Unclogging Sinks That Have a Garbage Disposal

  1. Remove your sink strainer and any gunk that can be easily removed by hand.
  2. Block the air gap if you have one.
  3. Put petroleum jelly on the rim of the plunger and place it over the drain hole; the petroleum jelly isn’t necessary, but it does make a tighter seal.
  4. Rapidly pump the plunger multiple times, lift it out, and see if the water drains. If it doesn’t work, repeat the process.

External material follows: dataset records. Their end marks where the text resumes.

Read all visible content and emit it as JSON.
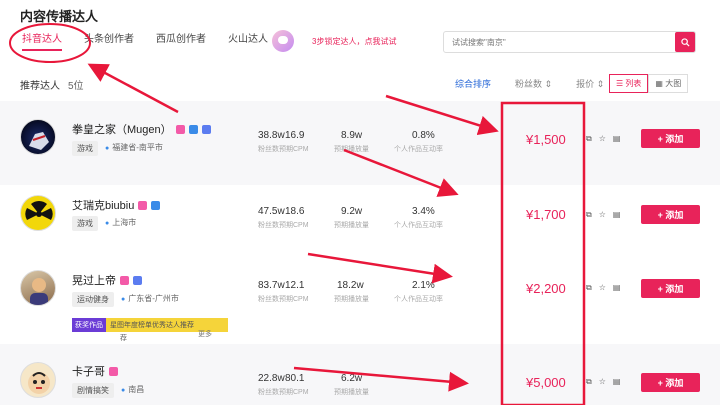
{
  "page": {
    "title": "内容传播达人"
  },
  "tabs": [
    {
      "label": "抖音达人",
      "active": true
    },
    {
      "label": "头条创作者",
      "active": false
    },
    {
      "label": "西瓜创作者",
      "active": false
    },
    {
      "label": "火山达人",
      "active": false
    }
  ],
  "promo": {
    "text": "3步锁定达人，点我试试"
  },
  "search": {
    "placeholder": "试试搜索\"南京\"",
    "button_icon": "search-icon"
  },
  "recommend": {
    "label": "推荐达人",
    "count": "5位"
  },
  "sort": {
    "options": [
      "综合排序",
      "粉丝数 ⇕",
      "报价 ⇕"
    ],
    "active": "综合排序"
  },
  "view": {
    "list_label": "列表",
    "grid_label": "大图"
  },
  "stat_labels": {
    "fans": "粉丝数",
    "cpm": "预期CPM",
    "plays": "预期播放量",
    "interaction": "个人作品互动率"
  },
  "add_label": "+ 添加",
  "rows": [
    {
      "name": "拳皇之家（Mugen）",
      "tag": "游戏",
      "location": "福建省-南平市",
      "fans": "38.8w",
      "cpm": "16.9",
      "plays": "8.9w",
      "interaction": "0.8%",
      "price": "¥1,500"
    },
    {
      "name": "艾瑞克biubiu",
      "tag": "游戏",
      "location": "上海市",
      "fans": "47.5w",
      "cpm": "18.6",
      "plays": "9.2w",
      "interaction": "3.4%",
      "price": "¥1,700"
    },
    {
      "name": "晃过上帝",
      "tag": "运动健身",
      "location": "广东省-广州市",
      "fans": "83.7w",
      "cpm": "12.1",
      "plays": "18.2w",
      "interaction": "2.1%",
      "price": "¥2,200"
    },
    {
      "name": "卡子哥",
      "tag": "剧情搞笑",
      "location": "南昌",
      "fans": "22.8w",
      "cpm": "80.1",
      "plays": "6.2w",
      "interaction": "",
      "price": "¥5,000"
    }
  ],
  "banner": {
    "badge": "获奖作品",
    "text": "星图年度榜单优秀达人推荐",
    "sub": "荐",
    "more": "更多"
  },
  "annotation_color": "#e8173a"
}
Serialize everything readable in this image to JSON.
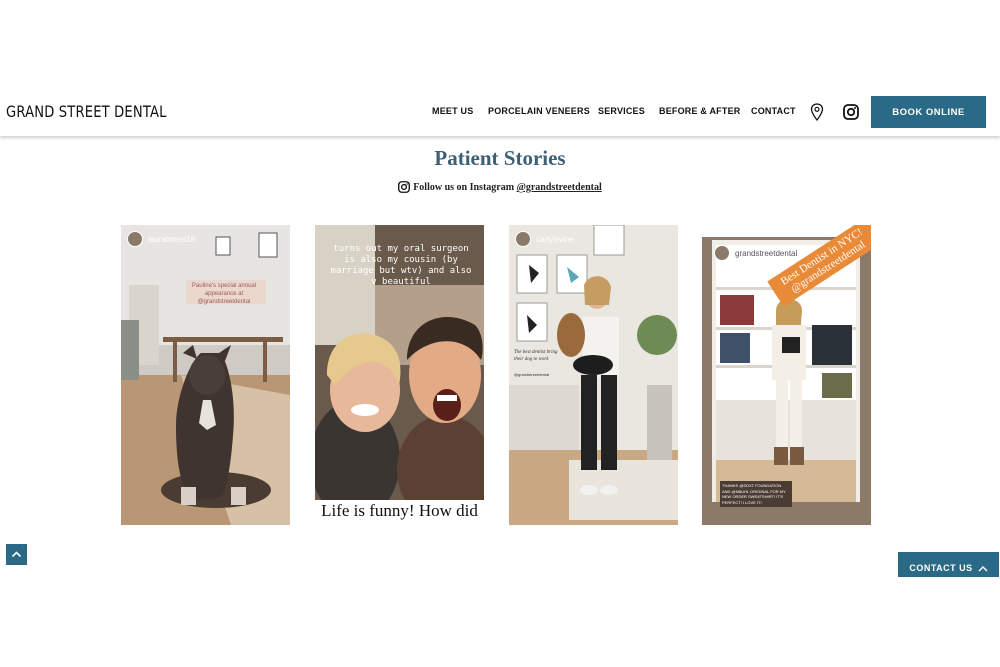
{
  "header": {
    "logo": "GRAND STREET DENTAL",
    "menu": [
      "MEET US",
      "PORCELAIN VENEERS",
      "SERVICES",
      "BEFORE & AFTER",
      "CONTACT"
    ],
    "book_label": "BOOK ONLINE"
  },
  "main": {
    "title": "Patient Stories",
    "follow_prefix": "Follow us on Instagram ",
    "follow_handle": "@grandstreetdental"
  },
  "stories": [
    {
      "handle": "lauratorres18",
      "caption": "Pauline's special annual appearance at @grandstreetdental"
    },
    {
      "top_text": "turns out my oral surgeon is also my cousin (by marriage but wtv) and also v beautiful",
      "bottom_text": "Life is funny! How did"
    },
    {
      "handle": "carlylevine",
      "side_note": "The best dentist bring their dog to work",
      "side_tag": "@grandstreetdental"
    },
    {
      "handle": "grandstreetdental",
      "banner": "Best Dentist in NYC! @grandstreetdental",
      "caption": "THANKS @SDXT FOUNDATION AND @NBUHL ORIGINAL FOR MY NEW ORDER SWEATSHIRT! IT'S PERFECT! I LOVE IT!"
    }
  ],
  "floating": {
    "contact_label": "CONTACT US"
  },
  "colors": {
    "accent": "#2b6a86",
    "title": "#3d6076"
  },
  "icons": [
    "location-pin-icon",
    "instagram-icon",
    "chevron-up-icon"
  ]
}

Unclogging Sinks That Don’t Have a Garbage Disposal

  1. If you have a double sink, put a stopper into the drain hole that is NOT clogged. If you don’t do this, you’ll just be pumping the clogged drain water into the second sink, and not creating enough suction to do the job. 
  2. Remove your sink strainer and any gunk that can be easily removed by hand.
  3. Block the air gap if you have one.
  4. Put petroleum jelly on the rim of the plunger and place it over the drain hole; the petroleum jelly isn’t necessary, but it does make a tighter seal.
  5. Rapidly pump the plunger multiple times, lift it out, and see if the water drains. If it doesn’t work, repeat the process.

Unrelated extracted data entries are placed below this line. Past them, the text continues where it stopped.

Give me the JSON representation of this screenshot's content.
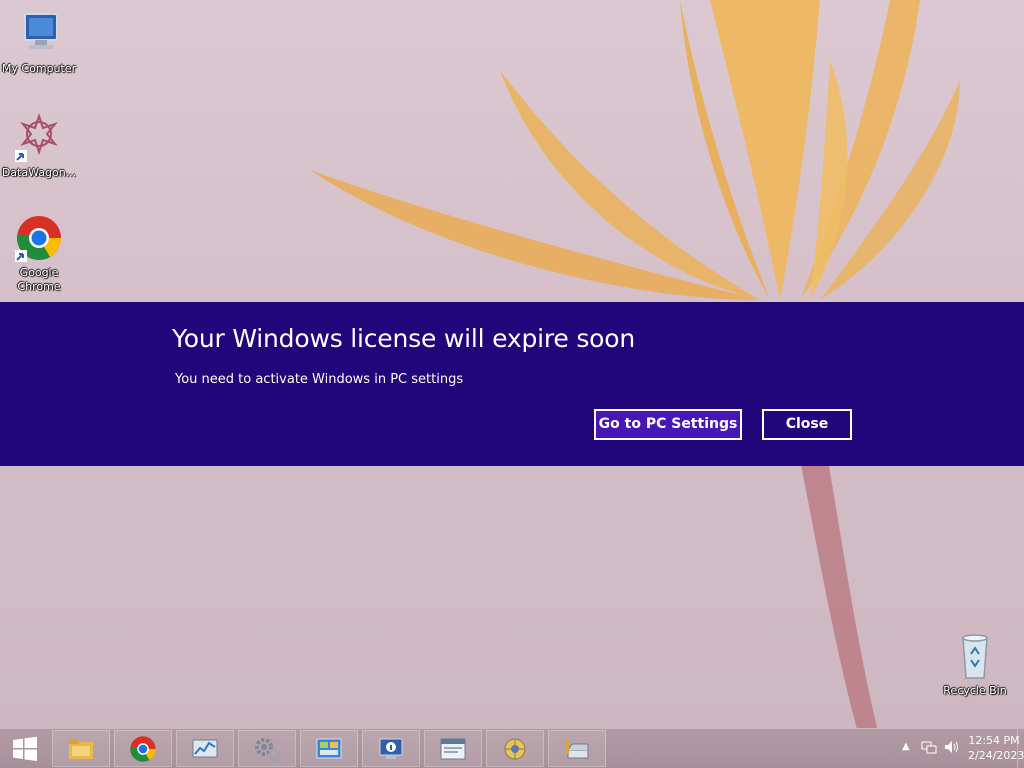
{
  "desktop": {
    "icons": [
      {
        "label": "My Computer",
        "icon": "computer-icon"
      },
      {
        "label": "DataWagon...",
        "icon": "datawagon-icon"
      },
      {
        "label": "Google\nChrome",
        "icon": "chrome-icon"
      },
      {
        "label": "Recycle Bin",
        "icon": "recycle-bin-icon"
      }
    ]
  },
  "notification": {
    "title": "Your Windows license will expire soon",
    "message": "You need to activate Windows in PC settings",
    "primary_button": "Go to PC Settings",
    "secondary_button": "Close",
    "background_color": "#20067a",
    "accent_color": "#4617b4"
  },
  "taskbar": {
    "start_icon": "windows-logo-icon",
    "pinned_apps": [
      {
        "name": "file-explorer-icon"
      },
      {
        "name": "chrome-icon"
      },
      {
        "name": "performance-monitor-icon"
      },
      {
        "name": "settings-gears-icon"
      },
      {
        "name": "control-panel-icon"
      },
      {
        "name": "system-info-icon"
      },
      {
        "name": "window-app-icon"
      },
      {
        "name": "globe-tool-icon"
      },
      {
        "name": "scanner-tool-icon"
      }
    ],
    "tray": {
      "show_hidden_icon": "chevron-up-icon",
      "network_icon": "network-icon",
      "volume_icon": "speaker-icon",
      "time": "12:54 PM",
      "date": "2/24/2023"
    }
  }
}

Don’t give up if this doesn’t work right away. Sometimes it just takes a bit of persistence to get things moving again. That said, if the plunging doesn’t work, you can try removing the sink trap (also called a P-trap) — which is that curved section of pipe located under the sink — and see if the clog is in there.

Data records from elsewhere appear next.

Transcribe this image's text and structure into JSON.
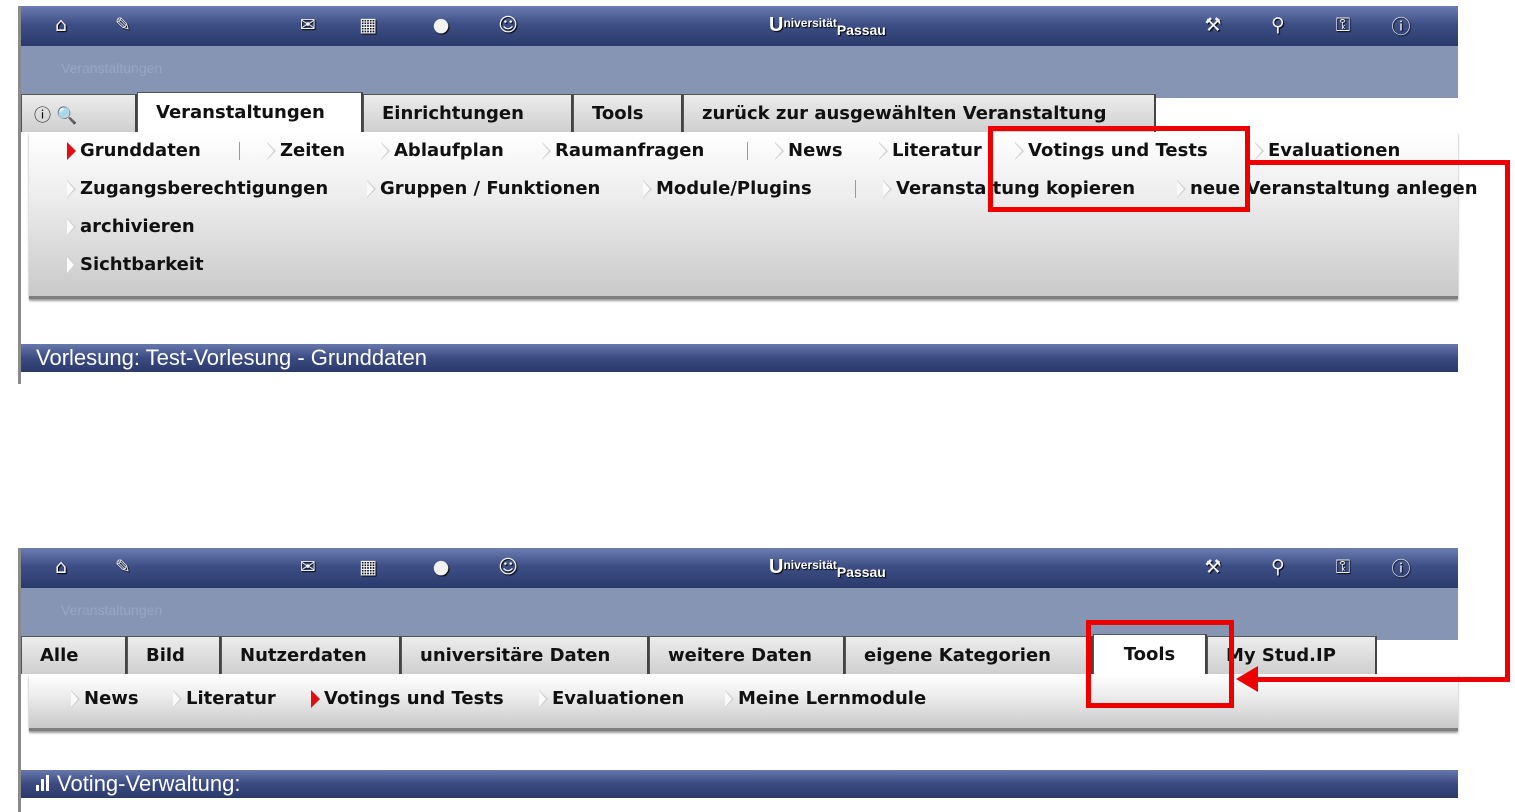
{
  "top": {
    "brand": {
      "cap1": "U",
      "part1": "niversität",
      "cap2": "P",
      "part2": "assau"
    },
    "ghost_text": "Veranstaltungen",
    "tabs": [
      {
        "label": "ⓘ 🔍"
      },
      {
        "label": "Veranstaltungen"
      },
      {
        "label": "Einrichtungen"
      },
      {
        "label": "Tools"
      },
      {
        "label": "zurück zur ausgewählten Veranstaltung"
      }
    ],
    "submenu": {
      "row1": [
        "Grunddaten",
        "Zeiten",
        "Ablaufplan",
        "Raumanfragen",
        "News",
        "Literatur",
        "Votings und Tests",
        "Evaluationen"
      ],
      "row2": [
        "Zugangsberechtigungen",
        "Gruppen / Funktionen",
        "Module/Plugins",
        "Veranstaltung kopieren",
        "neue Veranstaltung anlegen"
      ],
      "row3": [
        "archivieren"
      ],
      "row4": [
        "Sichtbarkeit"
      ]
    },
    "title": "Vorlesung: Test-Vorlesung - Grunddaten"
  },
  "bottom": {
    "brand": {
      "cap1": "U",
      "part1": "niversität",
      "cap2": "P",
      "part2": "assau"
    },
    "ghost_text": "Veranstaltungen",
    "tabs": [
      {
        "label": "Alle"
      },
      {
        "label": "Bild"
      },
      {
        "label": "Nutzerdaten"
      },
      {
        "label": "universitäre Daten"
      },
      {
        "label": "weitere Daten"
      },
      {
        "label": "eigene Kategorien"
      },
      {
        "label": "Tools"
      },
      {
        "label": "My Stud.IP"
      }
    ],
    "submenu": [
      "News",
      "Literatur",
      "Votings und Tests",
      "Evaluationen",
      "Meine Lernmodule"
    ],
    "title": "Voting-Verwaltung:"
  },
  "icons": {
    "left": [
      "home-icon",
      "edit-icon",
      "mail-icon",
      "calendar-icon",
      "chat-icon",
      "community-icon"
    ],
    "right": [
      "tools-icon",
      "search-icon",
      "key-icon",
      "info-icon"
    ]
  },
  "colors": {
    "highlight": "#ee0000",
    "header": "#3e4f86",
    "selected_marker": "#e01010"
  }
}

Below is a great short video that shows just how easy this is. If you have a clogged sink there will be a lot more water coming out of the pipe than what you see in this video, so have a bucket or pot that’s large enough to catch it all; otherwise, you’ll have a big wet mess to clean up.

If the clog isn’t in the sink drain or the sink trap, then it might be time to call in professional help.